You can tell me what I want to hear. Really, you can.

Monday, January 14, 2008

The Honeymooners

We made a decision last Monday: to go on a vacation. By Tuesday we had chosen the Sundance Film Festival, found two sets of friends who could offer us lodging to cover our dates, and scoped out airfare. By Thursday we had begun to second-guess our destination. Movies? Love! Celebrities and celebrity-seeking crowds? Booo. Cold? Had enough, thanks. Skiing? Don't know how, somewhat averse to idea of death by high-impact collision with tree.

By Friday evening, we had found the World's Cheapest Tickets to Costa Rica, booked flights and lodging, and begun looking up terms like "two-toed sloth" and "Dengue fever" in the index of our Lonely Planet guidebook.

We went to Costa Rica in 2003, and on first consideration the idea of going someplace we've already visited doesn't wholly indulge our wanderlust. But our 2003 trip was spent volunteering in central Costa Rica, me in an orphanage and he in a nursing home. There was lots of crying and journaling and personal fulfillment, very little time spent thinking anything other than WHY, WHY IS LIFE SO UNFAIR. This time, in a different kind of demonstration of life's unfairness, we're heading straight to the coast for some surfing and diving and biking and hiking. We're leaving Saturday.

(Have you seen that commercial where the woman walks into the office and says to her coworker, "How's it goin', Frank?" And he parrots back, in a disdainfully mocking tone, "HOW'S IT GOIN', FRANK??" and sets off a chain of ugly behavior? If I don't take a vacation, I will be Frank. Thus is this vacation a form of volunteerism. I volunteer to subject myself to many days of sunny, salty pleasure so I may return to the States and answer all inquiries as to how things are going with, "WONDERFUL, and don't YOU look fine today!" and set off a chain of lovely, kissy kindness. It will eventually reach you; you're welcome.)

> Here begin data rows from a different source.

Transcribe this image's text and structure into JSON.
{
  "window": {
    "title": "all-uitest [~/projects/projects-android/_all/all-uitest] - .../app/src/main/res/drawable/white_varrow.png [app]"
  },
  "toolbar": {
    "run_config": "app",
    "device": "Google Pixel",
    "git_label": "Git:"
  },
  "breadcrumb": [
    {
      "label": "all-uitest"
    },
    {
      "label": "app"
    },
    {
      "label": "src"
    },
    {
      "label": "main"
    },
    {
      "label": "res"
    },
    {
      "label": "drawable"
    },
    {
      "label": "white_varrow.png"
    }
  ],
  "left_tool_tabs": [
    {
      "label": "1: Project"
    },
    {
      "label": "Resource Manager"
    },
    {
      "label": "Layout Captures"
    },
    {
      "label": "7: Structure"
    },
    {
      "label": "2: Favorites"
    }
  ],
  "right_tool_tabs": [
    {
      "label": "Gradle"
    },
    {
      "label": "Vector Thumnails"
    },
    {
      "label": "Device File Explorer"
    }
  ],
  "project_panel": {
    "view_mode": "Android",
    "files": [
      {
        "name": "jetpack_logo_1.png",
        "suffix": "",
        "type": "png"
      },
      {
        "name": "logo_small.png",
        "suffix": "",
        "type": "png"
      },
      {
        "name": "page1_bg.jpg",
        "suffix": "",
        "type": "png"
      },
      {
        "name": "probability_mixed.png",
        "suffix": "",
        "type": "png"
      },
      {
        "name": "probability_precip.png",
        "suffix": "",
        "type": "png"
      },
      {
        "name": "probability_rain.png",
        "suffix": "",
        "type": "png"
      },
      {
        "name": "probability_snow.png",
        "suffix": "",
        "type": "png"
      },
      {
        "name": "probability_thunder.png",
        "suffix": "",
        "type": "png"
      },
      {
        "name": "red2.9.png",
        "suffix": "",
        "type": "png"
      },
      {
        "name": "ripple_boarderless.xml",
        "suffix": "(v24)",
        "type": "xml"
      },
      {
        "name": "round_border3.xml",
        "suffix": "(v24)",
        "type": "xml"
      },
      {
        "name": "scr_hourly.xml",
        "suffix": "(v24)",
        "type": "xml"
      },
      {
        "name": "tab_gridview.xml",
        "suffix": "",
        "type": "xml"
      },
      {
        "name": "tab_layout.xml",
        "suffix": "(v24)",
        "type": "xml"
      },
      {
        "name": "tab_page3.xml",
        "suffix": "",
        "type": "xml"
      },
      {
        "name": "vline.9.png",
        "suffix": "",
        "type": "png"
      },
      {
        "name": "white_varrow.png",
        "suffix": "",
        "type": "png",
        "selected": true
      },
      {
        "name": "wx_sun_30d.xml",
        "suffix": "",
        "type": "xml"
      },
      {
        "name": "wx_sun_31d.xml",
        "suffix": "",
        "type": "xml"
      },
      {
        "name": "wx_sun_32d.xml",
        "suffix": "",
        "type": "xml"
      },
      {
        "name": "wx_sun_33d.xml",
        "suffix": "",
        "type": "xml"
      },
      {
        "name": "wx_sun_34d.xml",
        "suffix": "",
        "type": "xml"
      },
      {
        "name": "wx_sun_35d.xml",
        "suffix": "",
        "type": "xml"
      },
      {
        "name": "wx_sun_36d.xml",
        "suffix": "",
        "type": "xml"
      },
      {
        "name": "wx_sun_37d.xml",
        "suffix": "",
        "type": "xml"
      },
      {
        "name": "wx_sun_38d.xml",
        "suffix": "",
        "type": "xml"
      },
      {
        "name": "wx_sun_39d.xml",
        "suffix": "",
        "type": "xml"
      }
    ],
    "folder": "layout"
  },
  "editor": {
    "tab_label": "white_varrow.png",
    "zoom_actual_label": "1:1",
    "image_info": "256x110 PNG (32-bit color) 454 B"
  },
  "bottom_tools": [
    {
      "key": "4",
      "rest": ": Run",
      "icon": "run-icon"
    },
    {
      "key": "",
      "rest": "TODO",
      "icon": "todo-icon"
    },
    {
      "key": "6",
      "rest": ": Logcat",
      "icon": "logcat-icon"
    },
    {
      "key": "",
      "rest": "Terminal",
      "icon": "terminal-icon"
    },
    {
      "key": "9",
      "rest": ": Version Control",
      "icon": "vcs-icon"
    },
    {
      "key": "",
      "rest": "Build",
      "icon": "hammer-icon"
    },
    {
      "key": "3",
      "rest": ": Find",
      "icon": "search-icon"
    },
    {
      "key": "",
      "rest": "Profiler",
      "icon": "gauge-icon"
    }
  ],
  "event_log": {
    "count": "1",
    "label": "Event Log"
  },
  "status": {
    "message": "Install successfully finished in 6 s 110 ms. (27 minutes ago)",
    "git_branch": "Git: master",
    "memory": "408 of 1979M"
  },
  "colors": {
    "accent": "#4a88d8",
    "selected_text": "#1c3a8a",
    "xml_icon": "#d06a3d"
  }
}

In preparation, I scoured my wardrobe for beach-appropriate clothing and discovered that I have none. In fact, it appears that I do not step outside between the months of May and October. So I went to Target and discovered what millions of people discovered about a billion years ago: oh my god, what a steal. I got some cute summery clothes and a pair of sunglasses that I could lose on a bus and not think about twice. I'm going to take only items that I won't mind dirtying with sunscreen lotion, salt water, mud and the dripping juices of giant, luscious Costa Rican fruit with which I will daily stuff my face. (See? Life = unfair.)

Except for my computer. Yes, I will be taking a laptop because I have work to do. And you thought I was being sarcastic when I said that life is so unfair. Aren't you cute.

I leave you with two photos from our previous trip to this lovely country. Once again, we'll do our best to avoid the most touristy, least authentic spots. I've read that more and more strip malls are popping up around the country, complete with Burger Kings and coffee shops that sell American atrocities such as iced mocha latte coolers. That just makes me sad, because it doesn't have to be the inevitable result of tourism.

Costa Rica 242ps

Costa Rica 041

Sunday, January 06, 2008

Surprise.

New year, new blog design! I never was a blue-and-yellow girl, anyhow. I'm much more of an obnoxious-coral-with-brown-and-green-accents kind of a girl. (Ask anyone who knows me.) I will miss the skunk, and I wish I had some illustration skills so I could create a monkey or a sloth or a tarsier with a slightly mad expression (redundant on that last one, I know) and perch him in my banner. But here we are.

Kindly let me know if your retinas start to burn.

Another change: On the left, I added a list of links to blogs written by people I like. You might find that you like them, too. And if you do, that makes me something of a matchmaker, which I'm very bad at if the hoped-for outcome is love, marriage and a baby in a baby carriage. So if you visit any of these sites, don't expect to get anywhere near first base. I'm just trying to teach the world to sing in perfect harmony.